The taskforce, which will meet for the first time by the end of the month, will include representatives from the oil and gas industry, local and central government, enterprise bodies and unions.

The announcement follows key figures from the oil and gas sector meeting with both Scottish and UK ministers in London on Tuesday to discuss how the industry could best weather the storm caused by falling prices.

'Election strategy'

The Scottish government has been pressing for taxes for the sector to be reformed in a bid to encourage more investment.

But Scottish Labour accused the SNP of being "silent on the oil crisis that is putting thousands of jobs at risk because their general election strategy relies on it".

The party's energy spokeswoman, Jackie Baillie, said: "Oil jobs appear to be an afterthought for the first minister, who only contacted union officials in Aberdeen to arrange a meeting on Monday.

"We know why the SNP are sitting on their hands. If they take the oil crisis seriously, it undermines their entire electoral strategy.

"The SNP's general election campaign revolves around binning Barnett. This would mean a straight choice between huge job losses in the oil industry or billions of pounds of cuts to public services."

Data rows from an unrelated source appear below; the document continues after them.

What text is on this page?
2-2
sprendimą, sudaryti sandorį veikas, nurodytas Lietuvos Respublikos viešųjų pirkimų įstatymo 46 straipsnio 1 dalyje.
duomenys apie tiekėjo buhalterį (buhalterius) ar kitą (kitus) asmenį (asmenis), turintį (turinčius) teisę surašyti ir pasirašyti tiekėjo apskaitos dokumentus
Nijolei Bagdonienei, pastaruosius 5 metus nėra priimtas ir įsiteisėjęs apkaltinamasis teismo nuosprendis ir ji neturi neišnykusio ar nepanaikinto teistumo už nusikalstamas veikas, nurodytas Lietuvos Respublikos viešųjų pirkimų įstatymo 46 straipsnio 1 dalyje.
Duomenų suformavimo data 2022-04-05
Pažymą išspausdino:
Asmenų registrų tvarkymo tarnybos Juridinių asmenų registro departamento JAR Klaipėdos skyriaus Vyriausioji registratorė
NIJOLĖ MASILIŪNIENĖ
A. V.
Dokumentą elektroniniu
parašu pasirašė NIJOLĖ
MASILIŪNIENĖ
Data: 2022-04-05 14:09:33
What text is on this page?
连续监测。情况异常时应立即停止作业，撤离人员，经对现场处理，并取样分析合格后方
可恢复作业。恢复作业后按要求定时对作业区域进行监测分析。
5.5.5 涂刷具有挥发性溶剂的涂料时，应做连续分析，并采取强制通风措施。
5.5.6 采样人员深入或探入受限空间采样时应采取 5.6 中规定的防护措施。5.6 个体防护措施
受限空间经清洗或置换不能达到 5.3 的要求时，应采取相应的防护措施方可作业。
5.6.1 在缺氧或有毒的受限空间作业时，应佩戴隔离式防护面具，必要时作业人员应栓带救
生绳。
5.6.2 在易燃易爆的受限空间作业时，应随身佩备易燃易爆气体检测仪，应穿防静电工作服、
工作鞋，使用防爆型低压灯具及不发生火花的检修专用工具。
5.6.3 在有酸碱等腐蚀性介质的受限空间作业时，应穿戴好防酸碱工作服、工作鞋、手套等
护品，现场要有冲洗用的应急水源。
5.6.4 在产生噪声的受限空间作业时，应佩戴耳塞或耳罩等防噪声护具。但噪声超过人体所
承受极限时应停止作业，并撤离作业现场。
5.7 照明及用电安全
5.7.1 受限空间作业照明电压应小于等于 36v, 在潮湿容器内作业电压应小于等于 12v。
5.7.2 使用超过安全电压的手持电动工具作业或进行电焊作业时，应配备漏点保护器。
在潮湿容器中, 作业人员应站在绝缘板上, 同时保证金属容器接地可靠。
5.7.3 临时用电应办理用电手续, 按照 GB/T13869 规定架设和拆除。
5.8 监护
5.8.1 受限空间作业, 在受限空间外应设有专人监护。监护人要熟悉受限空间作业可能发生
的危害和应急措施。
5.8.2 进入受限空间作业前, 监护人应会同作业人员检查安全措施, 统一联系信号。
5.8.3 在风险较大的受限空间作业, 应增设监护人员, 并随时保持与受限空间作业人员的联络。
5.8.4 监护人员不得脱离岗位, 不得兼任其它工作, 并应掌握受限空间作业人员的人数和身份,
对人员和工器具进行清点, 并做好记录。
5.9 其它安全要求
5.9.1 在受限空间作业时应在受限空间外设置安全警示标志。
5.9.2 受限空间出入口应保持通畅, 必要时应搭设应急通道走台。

Scottish Secretary Alistair Carmichael and UK Energy Secretary Ed Davey will both be in Aberdeen on Thursday to discuss assistance for the industry.

Aberdeen City Council has confirmed it is to host an oil summit on 2 February that will be attended by both Ms Sturgeon and Mr Carmichael.

The event will be aimed at coming up with meaningful responses to the oil price slump and other challenges facing the industry.